Na końcu dodajemy żurawinę i orzechy ziemne.

Pieczenie: 
Temperatura: 180ºC
Czas: ok. 45-50  min. (do próby suchego patyczka)

Polewa czekoladowa i dekoracja:
  • 50 ml śmietanki 30% (dałam 30 ml)
  • 100 g czekolady deserowej (dałam 70 g)
  • 20 g masła (pominęłam)
  • 25 g orzechów ziemnych solonych (drobno posiekanych)
Śmietankę wlewamy do garnka i wrzucamy do zimnej pokruszoną czekoladę.
Całość podgrzewamy w kąpieli wodnej do całkowitego połączenia składników.

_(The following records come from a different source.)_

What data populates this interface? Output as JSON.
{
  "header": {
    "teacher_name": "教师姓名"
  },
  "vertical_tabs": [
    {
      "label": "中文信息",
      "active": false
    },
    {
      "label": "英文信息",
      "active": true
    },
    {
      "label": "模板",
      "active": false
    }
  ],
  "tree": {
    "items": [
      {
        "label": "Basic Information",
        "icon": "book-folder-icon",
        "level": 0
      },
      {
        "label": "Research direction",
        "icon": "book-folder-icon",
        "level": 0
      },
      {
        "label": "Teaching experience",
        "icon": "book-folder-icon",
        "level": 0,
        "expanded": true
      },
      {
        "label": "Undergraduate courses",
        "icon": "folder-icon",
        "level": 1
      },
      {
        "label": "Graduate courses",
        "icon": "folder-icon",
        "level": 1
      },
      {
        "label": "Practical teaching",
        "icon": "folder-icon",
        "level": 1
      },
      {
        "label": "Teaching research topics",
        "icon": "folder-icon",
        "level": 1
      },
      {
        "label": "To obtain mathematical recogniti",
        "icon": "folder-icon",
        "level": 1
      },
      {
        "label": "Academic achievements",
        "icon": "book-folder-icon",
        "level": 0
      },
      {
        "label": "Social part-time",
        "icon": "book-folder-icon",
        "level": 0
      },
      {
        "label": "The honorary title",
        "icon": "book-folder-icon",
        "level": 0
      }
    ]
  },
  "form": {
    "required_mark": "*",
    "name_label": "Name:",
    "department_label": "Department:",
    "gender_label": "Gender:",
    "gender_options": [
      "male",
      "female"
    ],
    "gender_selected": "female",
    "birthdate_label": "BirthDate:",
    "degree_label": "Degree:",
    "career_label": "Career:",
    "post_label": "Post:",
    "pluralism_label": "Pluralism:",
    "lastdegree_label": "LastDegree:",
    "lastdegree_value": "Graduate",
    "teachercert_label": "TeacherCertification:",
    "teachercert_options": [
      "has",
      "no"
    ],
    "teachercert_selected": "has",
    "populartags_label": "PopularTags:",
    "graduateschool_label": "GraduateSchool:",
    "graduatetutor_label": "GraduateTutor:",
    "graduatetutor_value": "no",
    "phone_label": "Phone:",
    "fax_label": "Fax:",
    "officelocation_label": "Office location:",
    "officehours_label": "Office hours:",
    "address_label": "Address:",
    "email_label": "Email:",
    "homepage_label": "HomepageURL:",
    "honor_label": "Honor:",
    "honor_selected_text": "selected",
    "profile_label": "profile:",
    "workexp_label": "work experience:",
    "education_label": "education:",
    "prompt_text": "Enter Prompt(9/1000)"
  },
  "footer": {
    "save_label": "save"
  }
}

Wylewamy na ostudzone ciasto i od razu posypujemy orzechami.


źródło przepisu: "Cukiernia Lidla"

22.03.2015

Snickers

Snickers
Klasyczny ulepek, który zawsze cieszy się powodzeniem wśród karmelo- i orzecholubców :)
Snickers:
(Składniki na DUŻĄ blachę 24x36 cm)

Biszkopt kakaowy:

** szklanka = o pojemności 250 ml **

  • 6 jajek
  • 1 szkl. cukru pudru
  • 2/3 szkl. mąki tortowej
  • 1/3 szkl. gorzkiego kakao 
  • 2 łyżeczki proszku do pieczenia
  • 2 łyżeczki cukru waniliowego
  • 1 łyżka octu

Przygotuj 2 miski:
1 większa miska: białka ubijamy na sztywną pianę, dodajemy, łyżka po łyżce (ważne! Nie wszystko na raz!) cukier puder i cukier waniliowy. Masa powinna być błyszcząca (jak na bezę).
2 mniejsza miska: żółtka ubijamy z octem i proszkiem do pieczenia. Masa powinna być puszysta.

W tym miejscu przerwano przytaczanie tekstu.